There was an army of them, Phoebe realized, in all shapes and sizes. Babies, toddlers, gangly teens, and an ancient old man they called Uncle Walter, men, women, and all the noise that went with them.

Most were congregated in the backyard, sprawled in chairs, on the grass, chasing kids, pushing them on the bright red swing set. A couple of men stood by the grill, watching it smoke with all the pleasure and delight they might have shown were it a centerfold.

By Phoebe's estimate five generations were represented here, but the center of power, the magnetic north, was obviously the woman who stood supervising as younger family members hauled two picnic tables together to form one long space.

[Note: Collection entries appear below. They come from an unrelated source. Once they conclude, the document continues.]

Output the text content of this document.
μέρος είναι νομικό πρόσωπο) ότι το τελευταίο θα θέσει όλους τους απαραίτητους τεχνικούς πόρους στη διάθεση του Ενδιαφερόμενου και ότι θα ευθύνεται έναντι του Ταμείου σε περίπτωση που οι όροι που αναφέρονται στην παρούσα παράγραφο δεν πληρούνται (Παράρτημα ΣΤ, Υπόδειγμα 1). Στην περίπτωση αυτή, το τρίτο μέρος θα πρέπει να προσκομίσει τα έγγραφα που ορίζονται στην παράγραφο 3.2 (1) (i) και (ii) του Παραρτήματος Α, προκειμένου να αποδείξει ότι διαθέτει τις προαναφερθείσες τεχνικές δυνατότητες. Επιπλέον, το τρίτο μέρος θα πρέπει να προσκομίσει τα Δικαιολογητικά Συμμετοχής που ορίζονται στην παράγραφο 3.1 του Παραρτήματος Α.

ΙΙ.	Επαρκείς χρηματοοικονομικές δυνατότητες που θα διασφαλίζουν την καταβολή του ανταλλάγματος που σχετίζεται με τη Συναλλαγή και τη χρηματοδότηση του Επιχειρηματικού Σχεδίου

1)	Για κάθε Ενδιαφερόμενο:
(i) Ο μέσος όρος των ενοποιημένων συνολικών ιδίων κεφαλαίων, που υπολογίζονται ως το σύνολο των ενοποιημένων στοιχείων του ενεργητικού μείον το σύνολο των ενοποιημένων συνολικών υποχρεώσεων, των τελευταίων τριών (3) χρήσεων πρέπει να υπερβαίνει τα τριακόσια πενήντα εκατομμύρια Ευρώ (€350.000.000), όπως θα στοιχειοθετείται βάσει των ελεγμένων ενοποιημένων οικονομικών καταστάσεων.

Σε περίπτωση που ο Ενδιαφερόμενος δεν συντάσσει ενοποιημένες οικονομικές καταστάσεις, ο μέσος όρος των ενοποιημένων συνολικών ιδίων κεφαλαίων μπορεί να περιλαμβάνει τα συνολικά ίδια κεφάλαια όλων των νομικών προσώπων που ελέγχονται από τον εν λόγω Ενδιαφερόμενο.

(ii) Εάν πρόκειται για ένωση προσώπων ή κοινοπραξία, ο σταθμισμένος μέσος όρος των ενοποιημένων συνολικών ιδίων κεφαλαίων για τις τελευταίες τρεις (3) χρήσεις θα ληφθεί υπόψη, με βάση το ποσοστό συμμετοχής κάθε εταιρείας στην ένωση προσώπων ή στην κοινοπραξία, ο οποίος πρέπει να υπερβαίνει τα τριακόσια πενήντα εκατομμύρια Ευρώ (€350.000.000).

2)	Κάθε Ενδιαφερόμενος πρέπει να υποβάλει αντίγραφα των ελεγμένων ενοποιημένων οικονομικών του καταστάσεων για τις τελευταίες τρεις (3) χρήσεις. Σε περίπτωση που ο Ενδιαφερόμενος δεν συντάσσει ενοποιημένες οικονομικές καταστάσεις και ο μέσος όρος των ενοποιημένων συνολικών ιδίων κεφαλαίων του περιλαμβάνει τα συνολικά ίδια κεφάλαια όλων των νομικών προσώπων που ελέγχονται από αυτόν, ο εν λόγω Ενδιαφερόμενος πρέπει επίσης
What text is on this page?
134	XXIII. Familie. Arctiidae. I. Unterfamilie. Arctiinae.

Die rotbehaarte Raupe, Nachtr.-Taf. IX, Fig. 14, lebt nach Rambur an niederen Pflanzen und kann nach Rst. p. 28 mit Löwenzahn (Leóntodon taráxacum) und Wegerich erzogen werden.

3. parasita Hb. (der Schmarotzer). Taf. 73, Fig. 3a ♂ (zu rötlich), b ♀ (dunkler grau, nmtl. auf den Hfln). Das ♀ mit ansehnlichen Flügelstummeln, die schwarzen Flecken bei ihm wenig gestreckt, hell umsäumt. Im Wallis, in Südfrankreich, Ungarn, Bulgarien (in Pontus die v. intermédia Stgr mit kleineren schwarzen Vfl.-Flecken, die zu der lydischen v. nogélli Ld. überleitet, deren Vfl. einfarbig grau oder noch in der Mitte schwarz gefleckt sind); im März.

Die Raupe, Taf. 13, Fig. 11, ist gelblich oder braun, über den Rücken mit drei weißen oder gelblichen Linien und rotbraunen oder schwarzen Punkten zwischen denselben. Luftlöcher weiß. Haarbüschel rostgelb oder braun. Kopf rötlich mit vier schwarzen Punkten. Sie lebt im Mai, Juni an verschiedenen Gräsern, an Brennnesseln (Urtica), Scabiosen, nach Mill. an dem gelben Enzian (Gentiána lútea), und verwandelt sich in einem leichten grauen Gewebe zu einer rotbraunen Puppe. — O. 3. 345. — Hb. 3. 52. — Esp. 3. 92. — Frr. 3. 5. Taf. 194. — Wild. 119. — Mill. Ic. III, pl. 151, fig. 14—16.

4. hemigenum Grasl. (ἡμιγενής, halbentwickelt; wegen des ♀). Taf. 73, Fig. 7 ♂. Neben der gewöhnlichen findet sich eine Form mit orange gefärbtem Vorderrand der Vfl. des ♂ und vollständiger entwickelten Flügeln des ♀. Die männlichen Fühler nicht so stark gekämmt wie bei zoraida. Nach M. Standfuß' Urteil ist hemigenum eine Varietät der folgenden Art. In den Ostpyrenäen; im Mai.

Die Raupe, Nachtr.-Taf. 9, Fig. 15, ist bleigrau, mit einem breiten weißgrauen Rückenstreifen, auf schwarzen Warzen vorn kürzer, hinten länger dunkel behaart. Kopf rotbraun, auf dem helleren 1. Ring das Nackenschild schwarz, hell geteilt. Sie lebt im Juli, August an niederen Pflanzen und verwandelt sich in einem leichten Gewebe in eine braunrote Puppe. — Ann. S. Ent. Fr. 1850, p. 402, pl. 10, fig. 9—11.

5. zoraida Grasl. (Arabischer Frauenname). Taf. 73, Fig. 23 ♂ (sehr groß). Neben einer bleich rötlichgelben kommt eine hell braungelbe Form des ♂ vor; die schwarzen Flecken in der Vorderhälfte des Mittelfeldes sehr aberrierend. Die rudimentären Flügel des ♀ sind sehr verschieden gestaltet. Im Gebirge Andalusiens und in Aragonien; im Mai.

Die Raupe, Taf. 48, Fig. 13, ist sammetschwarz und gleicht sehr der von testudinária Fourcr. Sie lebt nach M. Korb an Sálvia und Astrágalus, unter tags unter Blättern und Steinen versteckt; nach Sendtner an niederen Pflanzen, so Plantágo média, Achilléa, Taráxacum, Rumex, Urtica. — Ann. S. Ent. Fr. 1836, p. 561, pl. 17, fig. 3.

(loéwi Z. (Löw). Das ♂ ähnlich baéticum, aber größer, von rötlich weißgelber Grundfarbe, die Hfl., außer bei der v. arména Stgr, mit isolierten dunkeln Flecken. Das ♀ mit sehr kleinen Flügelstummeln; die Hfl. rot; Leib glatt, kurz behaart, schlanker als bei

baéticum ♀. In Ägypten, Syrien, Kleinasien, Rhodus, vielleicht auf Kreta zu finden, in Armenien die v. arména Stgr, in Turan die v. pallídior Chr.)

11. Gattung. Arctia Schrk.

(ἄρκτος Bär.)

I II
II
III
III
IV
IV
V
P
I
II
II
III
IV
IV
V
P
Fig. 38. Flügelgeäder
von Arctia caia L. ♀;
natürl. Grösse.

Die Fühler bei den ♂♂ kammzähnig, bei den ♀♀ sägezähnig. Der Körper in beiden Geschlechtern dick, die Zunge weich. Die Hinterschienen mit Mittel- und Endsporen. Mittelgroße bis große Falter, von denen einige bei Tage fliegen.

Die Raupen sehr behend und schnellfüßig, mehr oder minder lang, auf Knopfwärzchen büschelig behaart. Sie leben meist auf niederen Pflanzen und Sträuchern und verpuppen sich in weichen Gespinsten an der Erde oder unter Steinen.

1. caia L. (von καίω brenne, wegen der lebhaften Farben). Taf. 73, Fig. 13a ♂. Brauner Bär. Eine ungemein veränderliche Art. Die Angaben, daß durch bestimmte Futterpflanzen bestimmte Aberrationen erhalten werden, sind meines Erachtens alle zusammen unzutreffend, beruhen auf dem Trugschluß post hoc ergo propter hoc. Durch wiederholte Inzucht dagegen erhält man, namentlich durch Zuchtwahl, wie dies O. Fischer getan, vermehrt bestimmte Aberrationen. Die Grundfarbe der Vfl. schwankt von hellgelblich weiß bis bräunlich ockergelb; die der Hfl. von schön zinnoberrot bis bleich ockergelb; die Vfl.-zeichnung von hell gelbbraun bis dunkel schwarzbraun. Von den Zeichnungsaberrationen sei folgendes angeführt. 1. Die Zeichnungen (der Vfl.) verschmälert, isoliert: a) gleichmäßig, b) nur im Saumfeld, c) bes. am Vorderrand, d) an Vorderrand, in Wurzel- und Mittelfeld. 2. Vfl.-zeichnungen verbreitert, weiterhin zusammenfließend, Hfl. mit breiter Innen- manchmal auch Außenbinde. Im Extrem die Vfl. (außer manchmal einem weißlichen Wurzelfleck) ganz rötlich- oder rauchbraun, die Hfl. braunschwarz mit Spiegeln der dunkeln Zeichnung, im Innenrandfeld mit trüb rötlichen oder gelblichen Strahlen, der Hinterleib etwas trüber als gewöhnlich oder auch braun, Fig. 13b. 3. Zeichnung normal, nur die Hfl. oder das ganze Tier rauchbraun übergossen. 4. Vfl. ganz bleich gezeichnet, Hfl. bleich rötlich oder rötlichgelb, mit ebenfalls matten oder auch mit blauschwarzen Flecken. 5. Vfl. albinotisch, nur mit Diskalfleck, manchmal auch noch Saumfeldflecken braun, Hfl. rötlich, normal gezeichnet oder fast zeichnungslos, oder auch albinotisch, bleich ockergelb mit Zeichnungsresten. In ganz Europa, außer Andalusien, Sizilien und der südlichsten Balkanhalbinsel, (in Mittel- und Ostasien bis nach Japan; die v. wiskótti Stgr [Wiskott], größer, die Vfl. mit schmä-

She was comfortably round in the way that made Phoebe imagine every child would want to crawl into her lap, would want to rest their head on her breast for comfort. Her handsome face with its deep-set eyes, strong nose and mouth, was capped off by a puffball of ebony curls. Both hands fisted on her generous hips, and when a big yellow dog streaked by after the blur of a gray-striped cat, she threw back her head and laughed so her whole body shook with it.

Then she turned toward the ancient old man, her hands moving. It took Phoebe a moment to realize she wasn't merely gesturing but signing. The old man wheezed out a laugh, signed back.

Duncan's arm draped around Phoebe's shoulder, and when she glanced up to smile at him, she saw he was looking over at the laughing woman. On his face, deep in those soft blue eyes of his, was absolute and unconditional love.